The $1 Trillion Question
The $1 Trillion Question, Mortality in the Age of Generative Ghosts, Your Mind and AI, How to Design AI Tutors for Learning, The Imagining Summit Preview: Adam Cutler, and Helen's Book of the Week.
AI ethics is a hot topic. Google Trends hints that peak “AI ethics” might be on its way. Surprisingly (or not) it is highest trending in DC.
Meanwhile in Silicon Valley, AI Ethicist is now a real job. Which is pretty interesting because it seems that tech giants are stumbling from one ethical dilemma to another on a more or less daily basis. And here’s what’s most curious — according to Tristan Harris, all that’s required for Silicon Valley to fundamentally change its impact on the world is for about 1000 people to change their ideas about technology. Which means it should be a finite, albeit difficult, problem.
So how are AI ethicists in Silicon Valley actually doing their jobs? And does their presence make a difference?
Data and Society researchers recently gathered “informants” from various Silicon Valley tech companies - people employed to “do ethics” for big tech. These “ethics owners” were interviewed for their views on the practical progress of ethics in Silicon Valley.

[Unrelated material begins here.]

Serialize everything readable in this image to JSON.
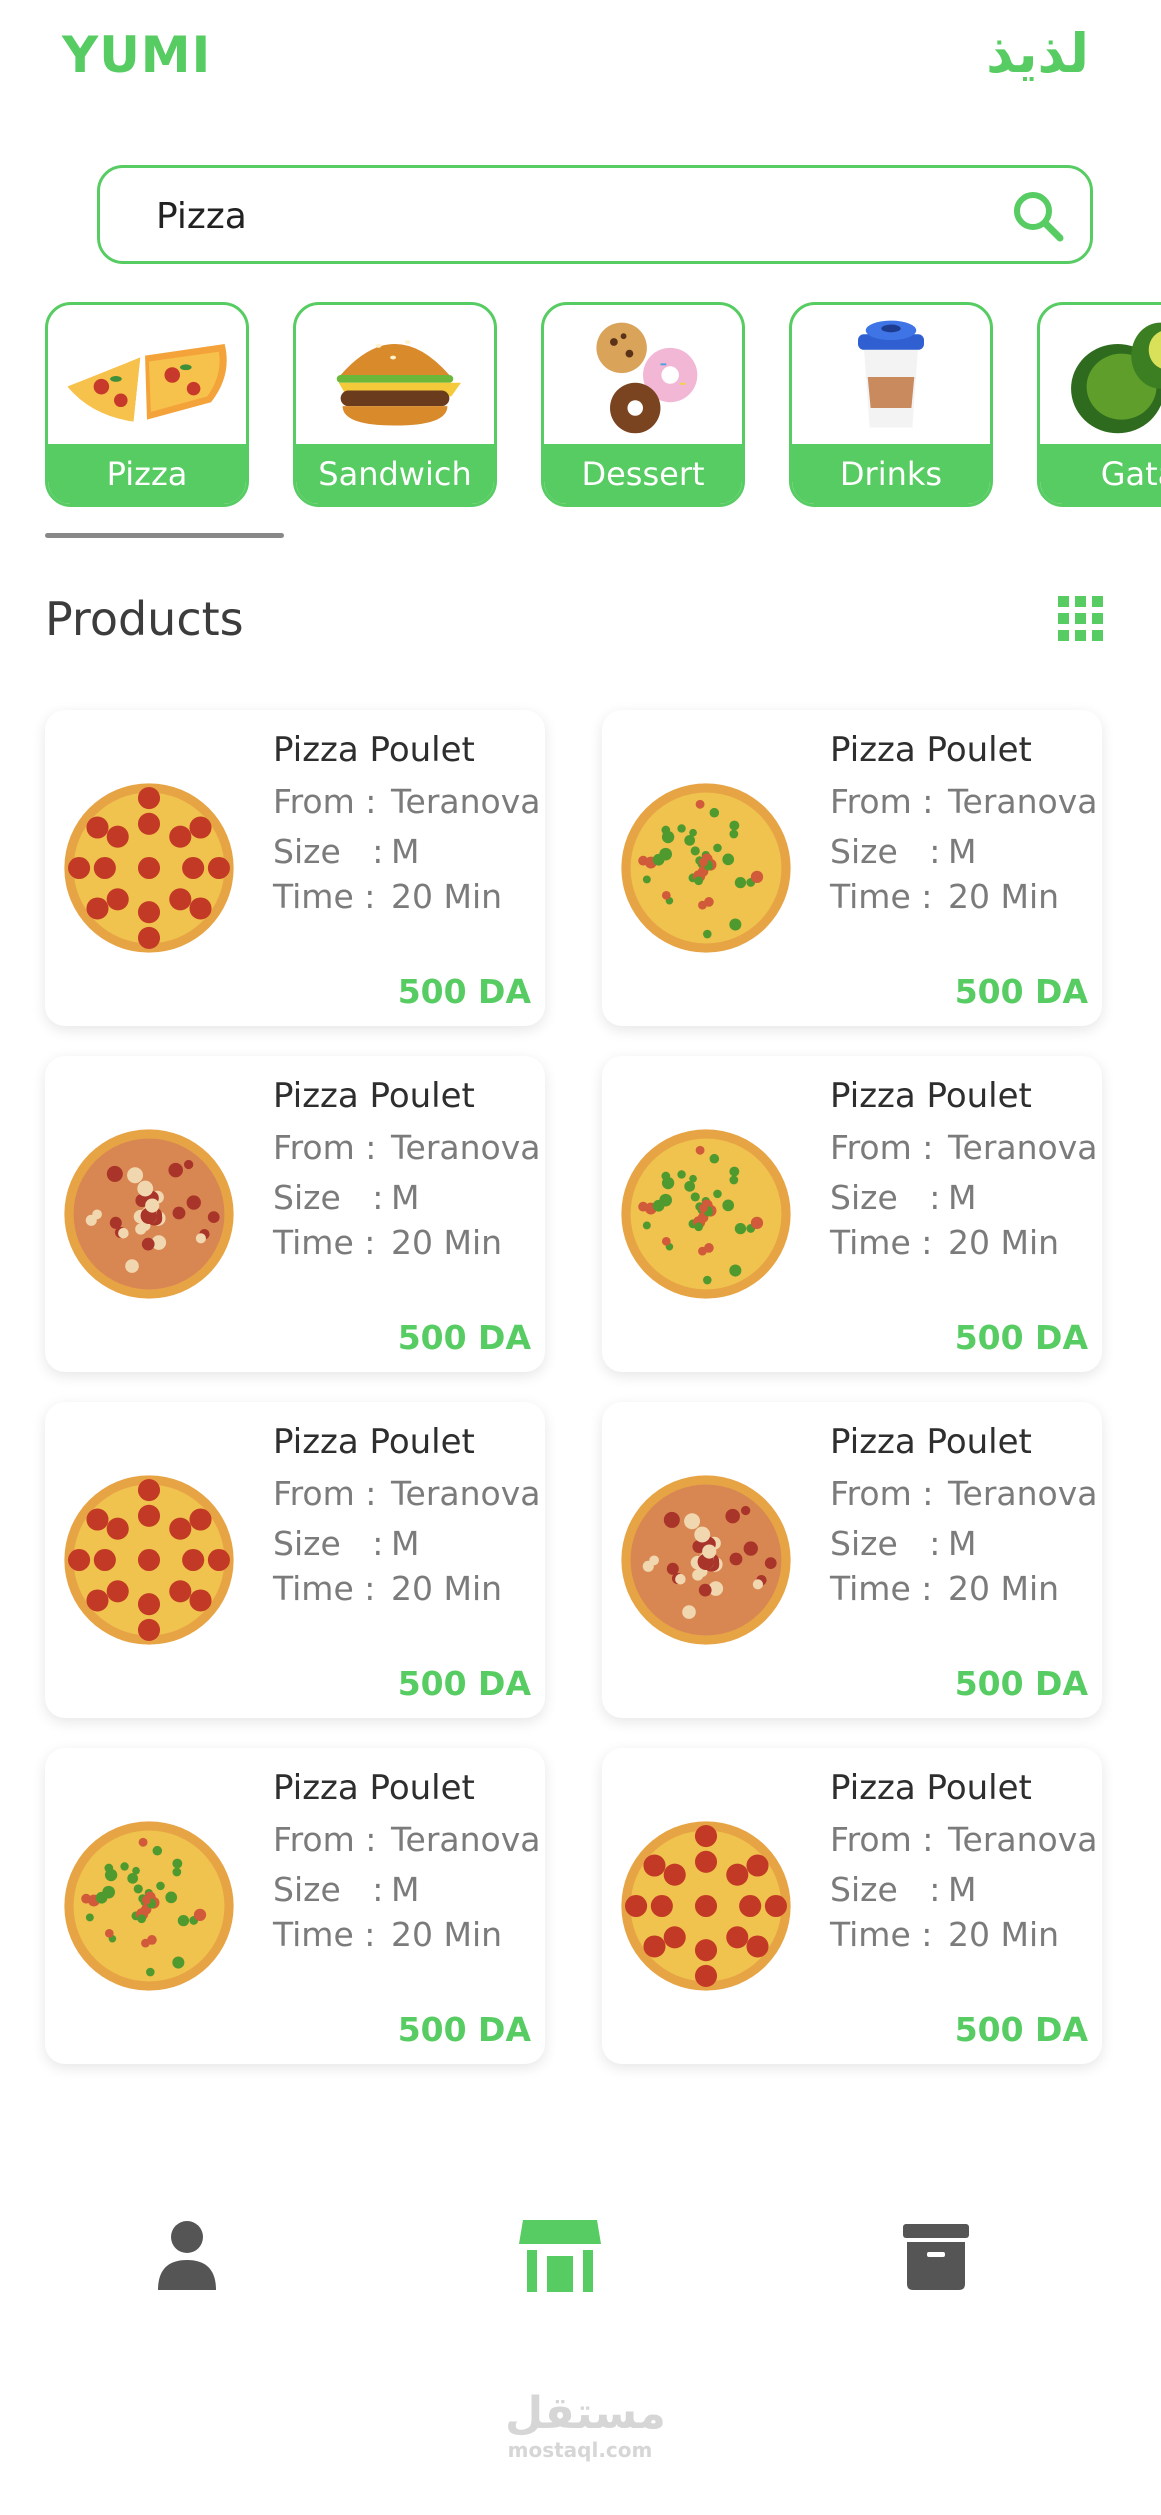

They found a central dilemma - ethics owners have to try to resolve complex social decisions, which are posited and framed (and come under challenge) from outside the company, inside the logic of Silicon Valley. One of the most prevailing Silicon Valley logics is that the solution to a “bad” technology outcome is more technology; technology solutionism. Because AI is used in social applications, this philosophy is being applied to more and more social problems.